When we originally met with the management team, we used an interview script. This assisted us in deciding to focus on the prototype's high level structure. Given the two week time constraint, we used techniques that could be applied rapidly. This meant that we could not collect data from end users visiting the prototype site because that kind of study is relatively slow and labor intensive. All tests were conducted using paper materials which were constructed quickly. The tasks were quick for the participants to complete and were relatively quick to analyze. (The card sort, however, involved a laborious data entry process.) Recruiting the participants was conducted by a source outside of the evaluation team, and as a result, there were some communication problems. For example, we were compelled to disqualify some of the participants because they were part of the intranet effort. Similarly, three participants were recruited for all of the tests even though we intended to use one group for the card sort, and another group for the other two tests.
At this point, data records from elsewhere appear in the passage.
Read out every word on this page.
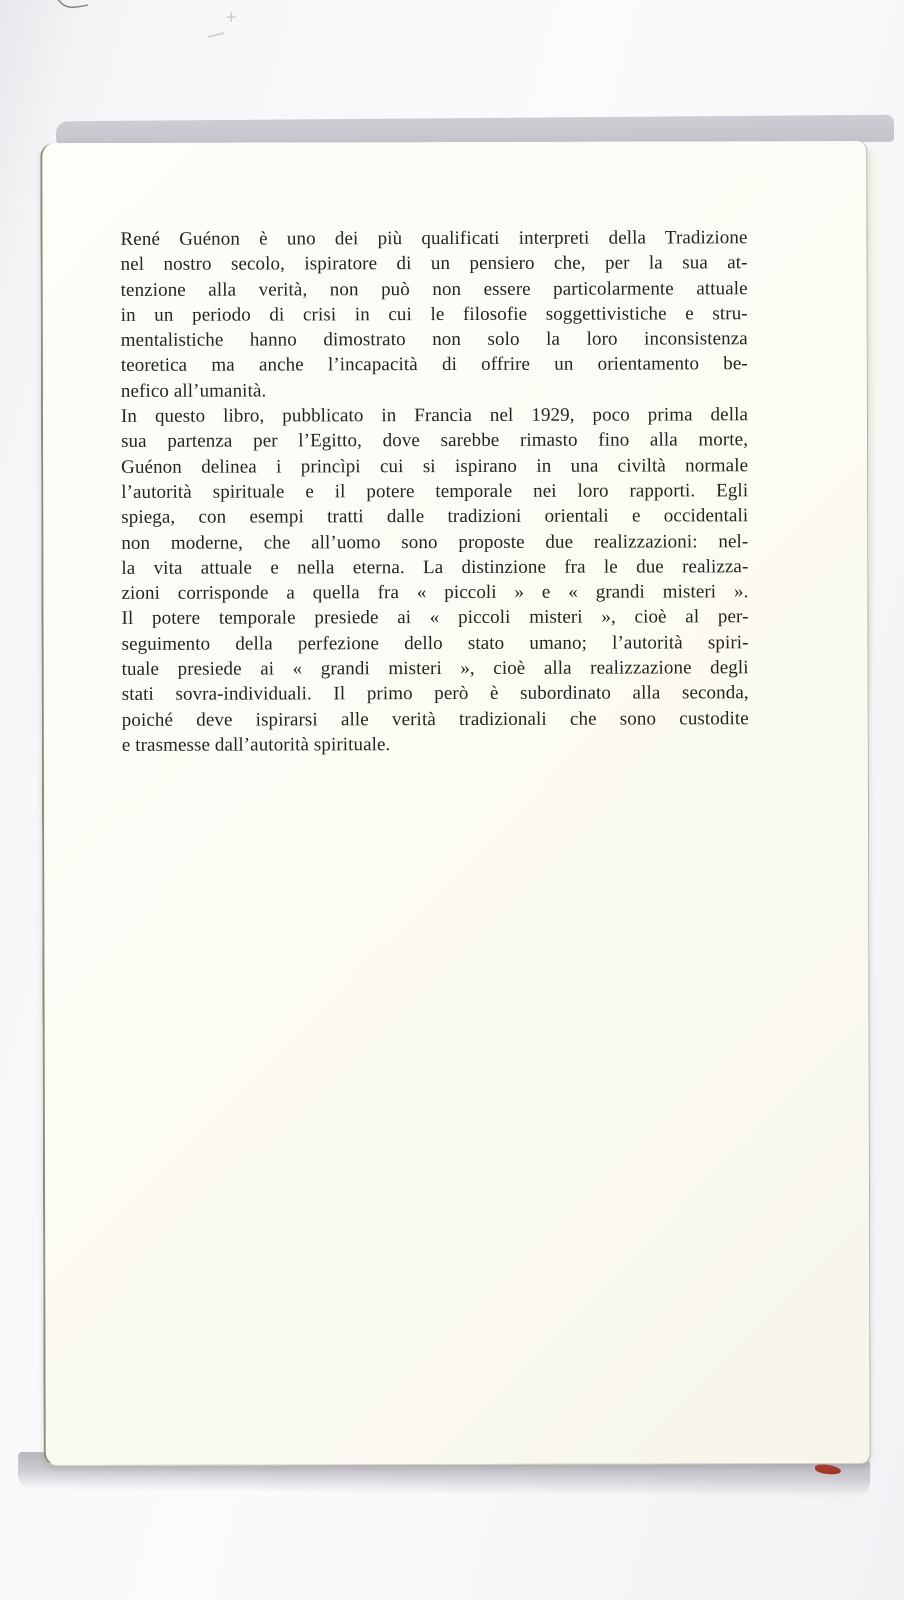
+
René Guénon è uno dei più qualificati interpreti della Tradizione
nel nostro secolo, ispiratore di un pensiero che, per la sua at-
tenzione alla verità, non può non essere particolarmente attuale
in un periodo di crisi in cui le filosofie soggettivistiche e stru-
mentalistiche hanno dimostrato non solo la loro inconsistenza
teoretica ma anche l’incapacità di offrire un orientamento be-
nefico all’umanità.
In questo libro, pubblicato in Francia nel 1929, poco prima della
sua partenza per l’Egitto, dove sarebbe rimasto fino alla morte,
Guénon delinea i princìpi cui si ispirano in una civiltà normale
l’autorità spirituale e il potere temporale nei loro rapporti. Egli
spiega, con esempi tratti dalle tradizioni orientali e occidentali
non moderne, che all’uomo sono proposte due realizzazioni: nel-
la vita attuale e nella eterna. La distinzione fra le due realizza-
zioni corrisponde a quella fra « piccoli » e « grandi misteri ».
Il potere temporale presiede ai « piccoli misteri », cioè al per-
seguimento della perfezione dello stato umano; l’autorità spiri-
tuale presiede ai « grandi misteri », cioè alla realizzazione degli
stati sovra-individuali. Il primo però è subordinato alla seconda,
poiché deve ispirarsi alle verità tradizionali che sono custodite
e trasmesse dall’autorità spirituale.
Consequently, we believe that we should have been very specific in our participant profile request. A final issue concerning participants is the breadth of the sample. While the skill mix was diverse with respect to web experience, we could have expanded the participant base to include users from additional offices. After the tests were completed, we presented our findings to the management team. If we were to do this again, we would not use the dendrogram as an explanatory technique. Many individuals found it difficult to interpret. A final point is that our recommendations should have been more explicit. We may have expected readers of the final report to infer too much.

Conclusion

The interrelationship between the tests is what made them especially useful because each asked users to group essentially the same type of information, (categories), but through different instruments. The Card Sort asked participants to group predetermined items into hierarchical categories, while the Category Membership Expectation test asked users to place their own explicit items in the categories. The Icon Mix-and-Match asked participants to match icons with categories. The tests results provided valuable information about the proposed categories. The Card Sort exercise validated the prototype designers' fundamental approach: follow the BLS organizational structure. The Category Membership Expectation test showed that the specific instantiation chosen by the designers was flawed, at least for some of the categories. The Icon Mix-and-Match identified icons that were not interpreted as the designers expected they would be. Our interpretation of the results lead to a high level split between information of general interest to most BLS employees, and information relevant to specific offices. This series of tests did not address page design at all. The evaluators noticed many areas in different pages and sub-sites that we considered sub-optimal (gratuitous animation, for instance). Hence, we strongly recommended that page level and sub-site level usability testing be carried out in the future.